Write. Anywhere. Anytime.

Selasa, 06 Oktober 2015

Confession #2

Dari awal harusnya saya menyadari kalau hal seperti ini akan terjadi. Hal-hal kecil kerapkali mengacaukan seluruh rencana yang telah kita susun matang-matang. Tanpa pernah kita duga dari mana datangnya. Meskipun begitu, saya tidak pernah belajar dari pengalaman. Saya terbiasa menaruh ekspektasi yang ketinggian, impian yang jauh sekali rasanya untuk dicapai. Padahal saya selalu  menasihati orang bahwa, expectation leads us to disappointment. I noted that. 
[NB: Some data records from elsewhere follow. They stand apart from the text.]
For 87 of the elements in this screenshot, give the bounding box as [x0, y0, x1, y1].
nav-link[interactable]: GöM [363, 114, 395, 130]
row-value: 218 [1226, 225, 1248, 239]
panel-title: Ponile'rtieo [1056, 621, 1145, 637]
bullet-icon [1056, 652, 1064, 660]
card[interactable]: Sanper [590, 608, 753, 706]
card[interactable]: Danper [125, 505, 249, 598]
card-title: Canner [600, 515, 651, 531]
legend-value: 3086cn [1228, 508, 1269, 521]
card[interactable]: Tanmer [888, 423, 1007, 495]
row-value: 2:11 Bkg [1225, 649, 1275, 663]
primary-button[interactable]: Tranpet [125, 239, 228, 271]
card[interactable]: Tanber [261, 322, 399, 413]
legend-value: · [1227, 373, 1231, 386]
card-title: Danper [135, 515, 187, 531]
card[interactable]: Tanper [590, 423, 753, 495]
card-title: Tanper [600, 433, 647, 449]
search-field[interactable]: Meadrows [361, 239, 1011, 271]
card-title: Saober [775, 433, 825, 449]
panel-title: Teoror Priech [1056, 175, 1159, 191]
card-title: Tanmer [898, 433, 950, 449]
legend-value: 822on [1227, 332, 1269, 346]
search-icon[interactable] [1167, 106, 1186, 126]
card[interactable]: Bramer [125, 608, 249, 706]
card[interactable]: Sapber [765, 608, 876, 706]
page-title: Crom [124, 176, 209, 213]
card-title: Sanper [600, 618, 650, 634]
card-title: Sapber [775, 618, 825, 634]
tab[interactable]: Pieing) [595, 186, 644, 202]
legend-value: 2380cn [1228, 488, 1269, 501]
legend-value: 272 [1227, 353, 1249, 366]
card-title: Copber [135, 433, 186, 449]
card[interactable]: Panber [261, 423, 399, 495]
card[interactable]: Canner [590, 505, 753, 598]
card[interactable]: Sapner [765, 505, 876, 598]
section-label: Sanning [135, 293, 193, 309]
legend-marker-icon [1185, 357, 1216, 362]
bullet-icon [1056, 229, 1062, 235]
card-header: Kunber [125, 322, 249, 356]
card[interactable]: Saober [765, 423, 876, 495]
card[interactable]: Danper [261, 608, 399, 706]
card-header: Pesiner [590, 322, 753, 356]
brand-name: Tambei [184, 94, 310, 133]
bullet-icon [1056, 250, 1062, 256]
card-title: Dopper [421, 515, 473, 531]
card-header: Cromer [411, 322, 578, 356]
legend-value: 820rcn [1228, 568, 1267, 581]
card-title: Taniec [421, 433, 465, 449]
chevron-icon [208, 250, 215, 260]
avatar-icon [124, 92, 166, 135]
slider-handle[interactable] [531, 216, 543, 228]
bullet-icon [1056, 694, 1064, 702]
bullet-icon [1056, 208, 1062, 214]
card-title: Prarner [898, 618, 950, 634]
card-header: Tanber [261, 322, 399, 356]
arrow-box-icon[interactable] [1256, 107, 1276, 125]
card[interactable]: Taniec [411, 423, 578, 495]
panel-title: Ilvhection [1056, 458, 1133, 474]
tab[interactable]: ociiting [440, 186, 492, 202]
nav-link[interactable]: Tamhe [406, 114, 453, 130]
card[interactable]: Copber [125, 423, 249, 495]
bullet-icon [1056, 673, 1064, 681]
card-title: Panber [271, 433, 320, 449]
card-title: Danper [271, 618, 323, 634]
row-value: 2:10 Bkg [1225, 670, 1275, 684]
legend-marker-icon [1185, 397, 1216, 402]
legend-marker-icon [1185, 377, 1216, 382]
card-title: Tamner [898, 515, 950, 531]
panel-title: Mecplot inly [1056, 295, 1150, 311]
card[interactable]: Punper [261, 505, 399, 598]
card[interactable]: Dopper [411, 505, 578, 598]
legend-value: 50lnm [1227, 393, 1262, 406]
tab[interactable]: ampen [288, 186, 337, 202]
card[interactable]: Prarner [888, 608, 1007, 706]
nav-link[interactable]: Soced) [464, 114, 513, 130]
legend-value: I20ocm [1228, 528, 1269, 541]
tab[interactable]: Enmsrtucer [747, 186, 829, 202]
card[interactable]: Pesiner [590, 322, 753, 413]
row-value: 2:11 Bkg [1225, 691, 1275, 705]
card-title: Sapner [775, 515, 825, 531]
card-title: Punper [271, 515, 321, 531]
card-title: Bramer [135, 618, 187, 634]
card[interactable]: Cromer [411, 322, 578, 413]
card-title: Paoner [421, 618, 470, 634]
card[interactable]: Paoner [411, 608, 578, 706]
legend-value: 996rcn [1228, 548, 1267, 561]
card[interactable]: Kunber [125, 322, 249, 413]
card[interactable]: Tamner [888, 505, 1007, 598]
Dan kali ini, saya harus membuat satu pengakuan.
 
Saya rasa, orang-orang perlu mengetahui semuanya. Kebenaran yang selama ini bersembunyi di balik senyuman dan tawa palsu saya.

Orang-orang tahu, saya sudah kapok berurusan dengan sesuatu yang dinamakan cinta. Saya beranggapan, cinta, atau menjalin hubungan dengan seseorang hanya akan mengacaukan segalanya. Karier, passion, studi, bahkan ketangguhan seseorang, dapat diruntuhkan dengan mudah oleh lima huruf sederhana itu. Makanya saya pernah berjanji untuk berhenti mengincar seseorang, dilarang membuka pintu hati kepada siapa pun, dan menutup semua kemungkinan dari rayuan orang-orang asing.

Setidaknya itulah yang selalu saya ucapkan kepada mereka.

Namun, ada kalanya saya menjadi luluh tak berdaya. Penyebab utamanya, ya, karena cinta.

Saya melanggar semua larangan yang telah saya toreh di dalam memori. Saya mendadak lupa dengan tujuan utama, dan kebahagiaan saya yang sesungguhnya. Saya pun tidak ingin menoleh ke sekitar lantaran saya yakin, hanya mencinta dan dicinta yang bisa membuat saya bahagia.

Bah! Omong kosong dengan cinta.
 
Ia justru memperlakukan saya seperti budak dungu. Membutakan penglihatan saya dengan aneka impian semu. Dan bodohnya lagi, giliran saya menyadari semua kebodohan itu, saya akan selalu mengulanginya dalam fase yang sama. Bodoh bukan?

Mereka mengenal saya sebagai sosok yang tangguh, anti-peluru, dan keras seperti baja. Mereka beranggapan, selama ini saya cuma fokus pada mimpi dan cita-cita. Sepanjang hari bekerja keras mencari uang, sepulang kerja saya menuju ke pusat kebugaran untuk berolahraga, aktivitas malam akan diisi dengan revisi naskah sampai pukul sembilan. Tidur malam tidak pernah lewat dari pukul sepuluh. Siklus itu akan terus berulang di hari esok, lusa, dan seterusnya.

Biar saya perjelas, rutinitas demikian berhasil menyeimbangkan diri saya. Siapa pun pasti merasa puas saat mereka menjadi orang yang produktif. Sampai pada suatu hari, satu demi satu orang bermunculan dalam kehidupan saya, masuk melewati celah terkecil, menyihir saya dengan satu pesona sederhana namun istimewa, kemudian pergi begitu saya.

Butuh waktu yang cukup lama untuk bangkit dan menyadari kebodohan yang saya perbuat. Saya mulai bertingkah irasional, sulit mengendalikan emosi, dan mendadak kehilangan rasa percaya diri. Berhari-hari saya akan bersikap aneh, murung, kemudian menyumpah-serapah siapa pun yang menjadi penyebab peristiwa ini, termasuk menyalahkan diri saya sendiri.

Tidak pernah menyangka bahwa saya telah berjalan melewati batas, meninggalkan salah satu bagian terkecil dalam diri saya -- sosok yang patuh, yang bijaksana, yang mengerti bagaimana caranya menikmati kesepian.
Barangkali, inilah yang dinamakan dengan proses pendewasaan diri. Semakin banyak kesalahan yang kamu perbuat, kamu akan belajar untuk menjadi pribadi yang lebih baik lagi. Melangkah dengan bebas, namun sangat hati-hati. Karena kamu tahu, kamu selalu merasa cukup dalam segala hal. Dan itu saja sudah cukup membuatmu bahagia.